The good news is that we will still accept your steel case batteries and batteries with electronic components, provided they are lead acid batteries. You will need to deliver them to the usual address by different means.
We would recommend the use of a wood pallet, with the batteries wrapped and strapped. For safety reasons and compliance with the ADGC Packing Instruction P801, it is probably going to be best to transport as a single layer of batteries.
When received the steel cases will be manually removed or electronic components separated from the battery, in order for the battery to be recycled in the usual manner.
Historical Steel Case Battery Stacking Instructions
Previously we have permitted steel case batteries to be included in our BTS Containers, provided they were packed as per our instructions to eliminate any fire risk. As of September 2022, we are no longer permitting the inclusion of steel case batteries, for 2 reasons:
- We are now delivering our BTS Containers to the Nexus Recycling, for auto-unloading at their Bibra Lake facility. Nexus Recycling are unable to process steel case batteries and in fact they can damage their plant. They do have metal detectors installed which if steel case batteries are detected will shut down the whole plant to prevent them entering the battery crusher.
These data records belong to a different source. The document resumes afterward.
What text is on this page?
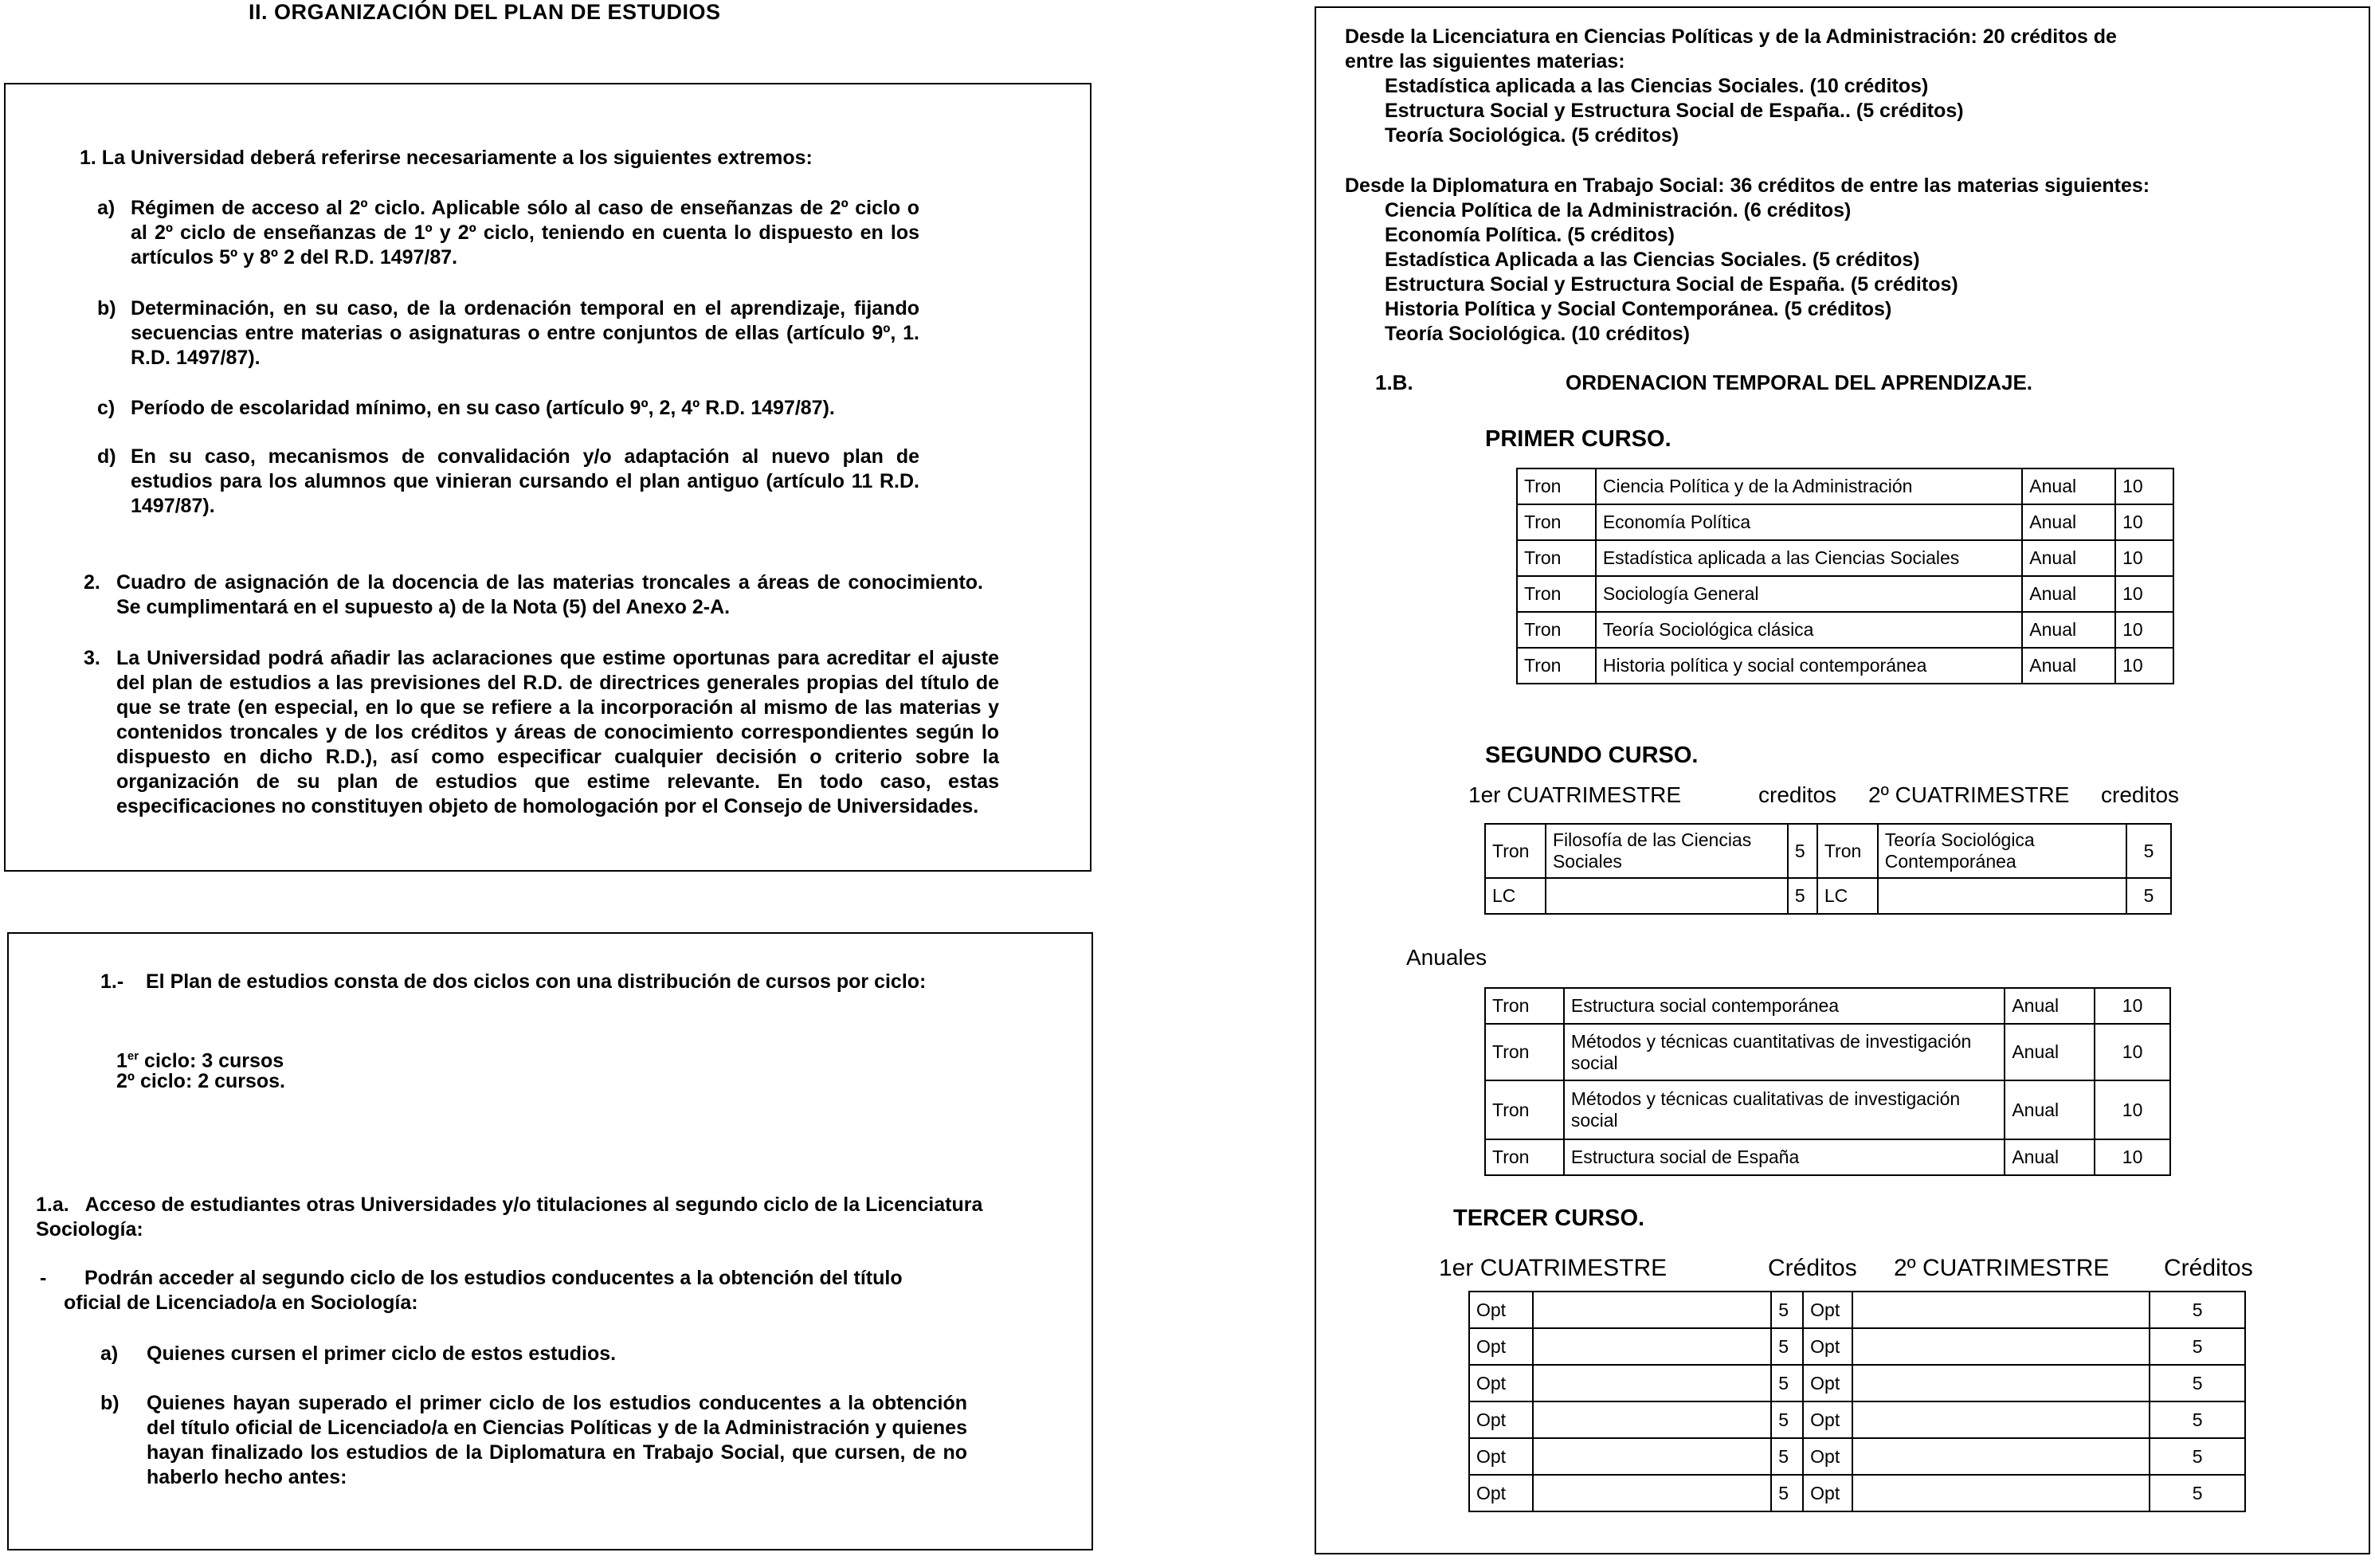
II. ORGANIZACIÓN DEL PLAN DE ESTUDIOS
1. La Universidad deberá referirse necesariamente a los siguientes extremos:
a) Régimen de acceso al 2º ciclo. Aplicable sólo al caso de enseñanzas de 2º ciclo o al 2º ciclo de enseñanzas de 1º y 2º ciclo, teniendo en cuenta lo dispuesto en los artículos 5º y 8º 2 del R.D. 1497/87.
b) Determinación, en su caso, de la ordenación temporal en el aprendizaje, fijando secuencias entre materias o asignaturas o entre conjuntos de ellas (artículo 9º, 1. R.D. 1497/87).
c) Período de escolaridad mínimo, en su caso (artículo 9º, 2, 4º R.D. 1497/87).
d) En su caso, mecanismos de convalidación y/o adaptación al nuevo plan de estudios para los alumnos que vinieran cursando el plan antiguo (artículo 11 R.D. 1497/87).
2. Cuadro de asignación de la docencia de las materias troncales a áreas de conocimiento. Se cumplimentará en el supuesto a) de la Nota (5) del Anexo 2-A.
3. La Universidad podrá añadir las aclaraciones que estime oportunas para acreditar el ajuste del plan de estudios a las previsiones del R.D. de directrices generales propias del título de que se trate (en especial, en lo que se refiere a la incorporación al mismo de las materias y contenidos troncales y de los créditos y áreas de conocimiento correspondientes según lo dispuesto en dicho R.D.), así como especificar cualquier decisión o criterio sobre la organización de su plan de estudios que estime relevante. En todo caso, estas especificaciones no constituyen objeto de homologación por el Consejo de Universidades.
1.-	El Plan de estudios consta de dos ciclos con una distribución de cursos por ciclo:
1er ciclo: 3 cursos
2º ciclo: 2 cursos.
1.a.   Acceso de estudiantes otras Universidades y/o titulaciones al segundo ciclo de la Licenciatura Sociología:
-	Podrán acceder al segundo ciclo de los estudios conducentes a la obtención del título oficial de Licenciado/a en Sociología:
a) Quienes cursen el primer ciclo de estos estudios.
b) Quienes hayan superado el primer ciclo de los estudios conducentes a la obtención del título oficial de Licenciado/a en Ciencias Políticas y de la Administración y quienes hayan finalizado los estudios de la Diplomatura en Trabajo Social, que cursen, de no haberlo hecho antes:
Desde la Licenciatura en Ciencias Políticas y de la Administración: 20 créditos de
entre las siguientes materias:
Estadística aplicada a las Ciencias Sociales. (10 créditos)
Estructura Social y Estructura Social de España.. (5 créditos)
Teoría Sociológica. (5 créditos)
Desde la Diplomatura en Trabajo Social: 36 créditos de entre las materias siguientes:
Ciencia Política de la Administración. (6 créditos)
Economía Política. (5 créditos)
Estadística Aplicada a las Ciencias Sociales. (5 créditos)
Estructura Social y Estructura Social de España. (5 créditos)
Historia Política y Social Contemporánea. (5 créditos)
Teoría Sociológica. (10 créditos)
1.B.	ORDENACION TEMPORAL DEL APRENDIZAJE.
PRIMER CURSO.
Tron	Ciencia Política y de la Administración	Anual	10
Tron	Economía Política	Anual	10
Tron	Estadística aplicada a las Ciencias Sociales	Anual	10
Tron	Sociología General	Anual	10
Tron	Teoría Sociológica clásica	Anual	10
Tron	Historia política y social contemporánea	Anual	10
SEGUNDO CURSO.
1er CUATRIMESTRE	creditos 2º CUATRIMESTRE creditos
Tron	Filosofía de las Ciencias Sociales	5	Tron	Teoría Sociológica Contemporánea	5
LC		5	LC		5
Anuales
Tron	Estructura social contemporánea	Anual	10
Tron	Métodos y técnicas cuantitativas de investigación social	Anual	10
Tron	Métodos y técnicas cualitativas de investigación social	Anual	10
Tron	Estructura social de España	Anual	10
TERCER CURSO.
1er CUATRIMESTRE	Créditos 2º CUATRIMESTRE Créditos
Opt		5	Opt		5
Opt		5	Opt		5
Opt		5	Opt		5
Opt		5	Opt		5
Opt		5	Opt		5
Opt		5	Opt		5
Clearly they would prefer to prevent this occurring so as to minimise interruptions to production.
- By complete serendipity we had the first occurrence of a fire in one of our containers being returned from a mine site. The cause of the fire was a steel case battery being stacked on top of another battery, where it was resting on the battery’s terminals. The steel case enabled a short circuit between the terminals. Fortunately in this instance the fire was spotted and extinguished, keeping damage to a minimum, however our containers didn’t fair so well (see photos below).
Previous Video showing how to safely stack batteries into Battery Rescue’s BTS Container.
Used Lead Acid Batteries (ULAB) pose a fire risk, particularly if they retain residual charge. The main risks come from poor stacking and from the inclusion of metal objects and in particular steel case batteries that can cause a short circuit between 2 battery terminals.
For this reason, steel case batteries can never be stacked on top of other batteries where the steel case is resting on top of the underlying battery’s terminals. If possible, we recommend placing them at the bottom of the container. If this can’t be done due to the BTS Container already having several layers of batteries stacked inside, then the steel case battery must be insulated from the underlying battery. The easiest methods to achieve this are:
- Fold a cardboard box (so that it is at least 3cm thick and insert between the steel case and underlying battery terminals.
- Tape the terminals of the underlying battery with a heavy-duty tape.
All batteries should be stacked in the vertically, upright position and the batteries should be packed reasonably snuggly to prevent any excessive movement during transport. A battery than can topple on its side or upside-down during transport could represent a fire risk.